House Republicans on the Energy and Commerce Committee on have unveiled a discussion draft of a privacy bill that would override more stringent state laws.
“Privacy does not end at state lines and Americans deserve better than a patchwork of different and conflicting state laws,” Reps. Cathy McMorris Rodgers (Washington) and Gus Bilirakis (Florida) stated Wednesday, when they publicly released the discussion draft.
The "Control Our Data Act" would require companies to disclose their policies regarding the collection and sharing consumers' “personal information.”
The measure would allow consumers to access, correct and delete that information, as well as opt out of its collection, use or sharing.
The draft bill defines personal information as data that's “linked or reasonably linkable to a specific individual,” but specifically excludes pseudonymized data from that definition.
The lawmakers didn't provide any examples of pseudonymized data in the draft, but the ad industry has often argued that the data relied on for ad targeting -- including cookies and device identifiers -- is pseudonymous.

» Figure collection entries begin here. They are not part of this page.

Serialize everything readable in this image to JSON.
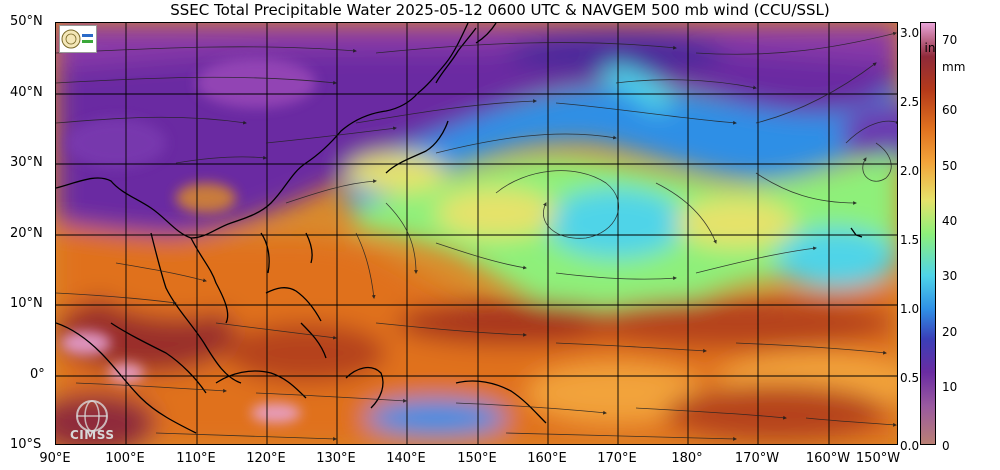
{
  "title": "SSEC Total Precipitable Water  2025-05-12 0600 UTC & NAVGEM 500 mb wind (CCU/SSL)",
  "logo_text": "CIMSS",
  "latitude_labels": [
    "50°N",
    "40°N",
    "30°N",
    "20°N",
    "10°N",
    "0°",
    "10°S"
  ],
  "longitude_labels": [
    "90°E",
    "100°E",
    "110°E",
    "120°E",
    "130°E",
    "140°E",
    "150°E",
    "160°E",
    "170°E",
    "180°",
    "170°W",
    "160°W",
    "150°W"
  ],
  "colorbar": {
    "inch_unit": "in",
    "mm_unit": "mm",
    "inch_ticks": [
      "3.0",
      "2.5",
      "2.0",
      "1.5",
      "1.0",
      "0.5",
      "0.0"
    ],
    "mm_ticks": [
      "70",
      "60",
      "50",
      "40",
      "30",
      "20",
      "10",
      "0"
    ],
    "colors": {
      "dry": "#6a2ca2",
      "low": "#2f8fe6",
      "mid": "#8ef07a",
      "moist": "#f2a33a",
      "wet": "#b53a1a",
      "very_wet": "#e8a4d8"
    }
  },
  "map_colors": {
    "land_outline": "#000000",
    "grid": "#000000",
    "streamline": "#222222"
  }
}
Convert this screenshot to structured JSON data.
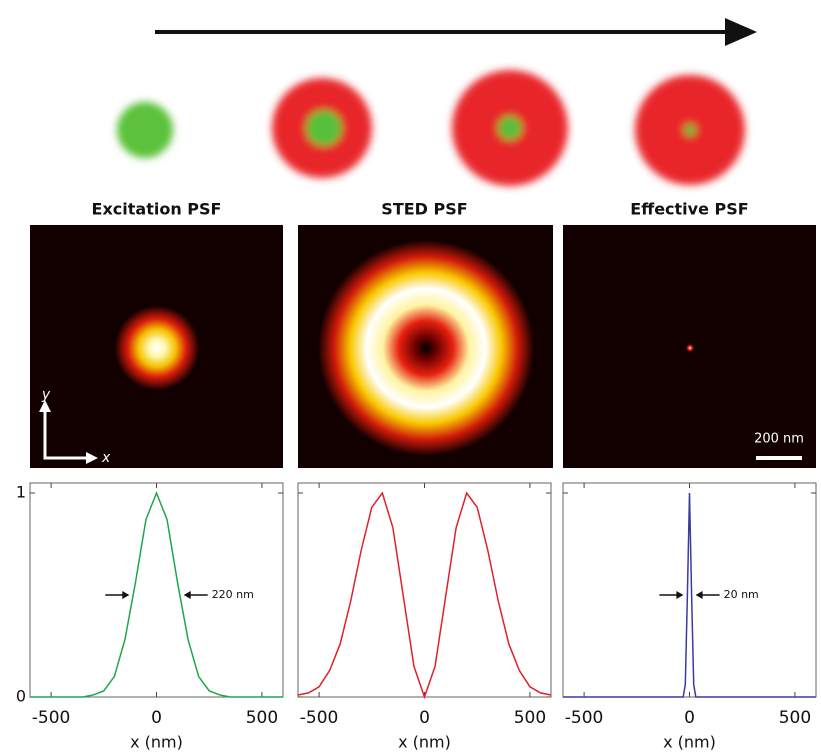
{
  "chart_data": [
    {
      "type": "line",
      "title": "Excitation PSF",
      "xlabel": "x (nm)",
      "annotation": "220 nm",
      "x": [
        -600,
        -550,
        -500,
        -450,
        -400,
        -350,
        -300,
        -250,
        -200,
        -150,
        -100,
        -50,
        0,
        50,
        100,
        150,
        200,
        250,
        300,
        350,
        400,
        450,
        500,
        550,
        600
      ],
      "series": [
        {
          "color": "#1fa64a",
          "values": [
            0,
            0,
            0,
            0,
            0,
            0,
            0.01,
            0.03,
            0.1,
            0.28,
            0.56,
            0.87,
            1,
            0.87,
            0.56,
            0.28,
            0.1,
            0.03,
            0.01,
            0,
            0,
            0,
            0,
            0,
            0
          ]
        }
      ],
      "xlim": [
        -600,
        600
      ],
      "ylim": [
        0,
        1
      ],
      "xticks": [
        -500,
        0,
        500
      ],
      "yticks": [
        0,
        1
      ]
    },
    {
      "type": "line",
      "title": "STED PSF",
      "xlabel": "x (nm)",
      "x": [
        -600,
        -550,
        -500,
        -450,
        -400,
        -350,
        -300,
        -250,
        -200,
        -150,
        -100,
        -50,
        0,
        50,
        100,
        150,
        200,
        250,
        300,
        350,
        400,
        450,
        500,
        550,
        600
      ],
      "series": [
        {
          "color": "#e0202a",
          "values": [
            0.01,
            0.02,
            0.05,
            0.13,
            0.26,
            0.47,
            0.72,
            0.93,
            1,
            0.83,
            0.49,
            0.15,
            0,
            0.15,
            0.49,
            0.83,
            1,
            0.93,
            0.72,
            0.47,
            0.26,
            0.13,
            0.05,
            0.02,
            0.01
          ]
        }
      ],
      "xlim": [
        -600,
        600
      ],
      "ylim": [
        0,
        1
      ],
      "xticks": [
        -500,
        0,
        500
      ],
      "yticks": [
        0,
        1
      ]
    },
    {
      "type": "line",
      "title": "Effective PSF",
      "xlabel": "x (nm)",
      "annotation": "20 nm",
      "x": [
        -600,
        -30,
        -20,
        -10,
        0,
        10,
        20,
        30,
        600
      ],
      "series": [
        {
          "color": "#3a3aa0",
          "values": [
            0,
            0,
            0.06,
            0.5,
            1,
            0.5,
            0.06,
            0,
            0
          ]
        }
      ],
      "xlim": [
        -600,
        600
      ],
      "ylim": [
        0,
        1
      ],
      "xticks": [
        -500,
        0,
        500
      ],
      "yticks": [
        0,
        1
      ]
    }
  ],
  "images": {
    "y_axis": "y",
    "x_axis": "x",
    "scale_bar": "200 nm"
  }
}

By contrast, a bill introduced in July by Republican Senators Roger Wicker (Mississippi) and Marsha Blackburn (Tennessee) would require companies to allow people to opt out of the collection, processing or transfer of any data that identifies or is “reasonably linkable” to an individual or device -- including the type of data used for ad targeting.
The “Control Our Data Act” draft bill would also require companies to obtain consumers' explicit consent before collecting their sensitive information -- including not only financial account numbers and other data that could be used for identity theft, but also health data, biometric information, geolocation information, and “contents and parties” to communications.
The measure would task the Federal Trade Commission with enforcement, and allow the agency to fine first-time violators.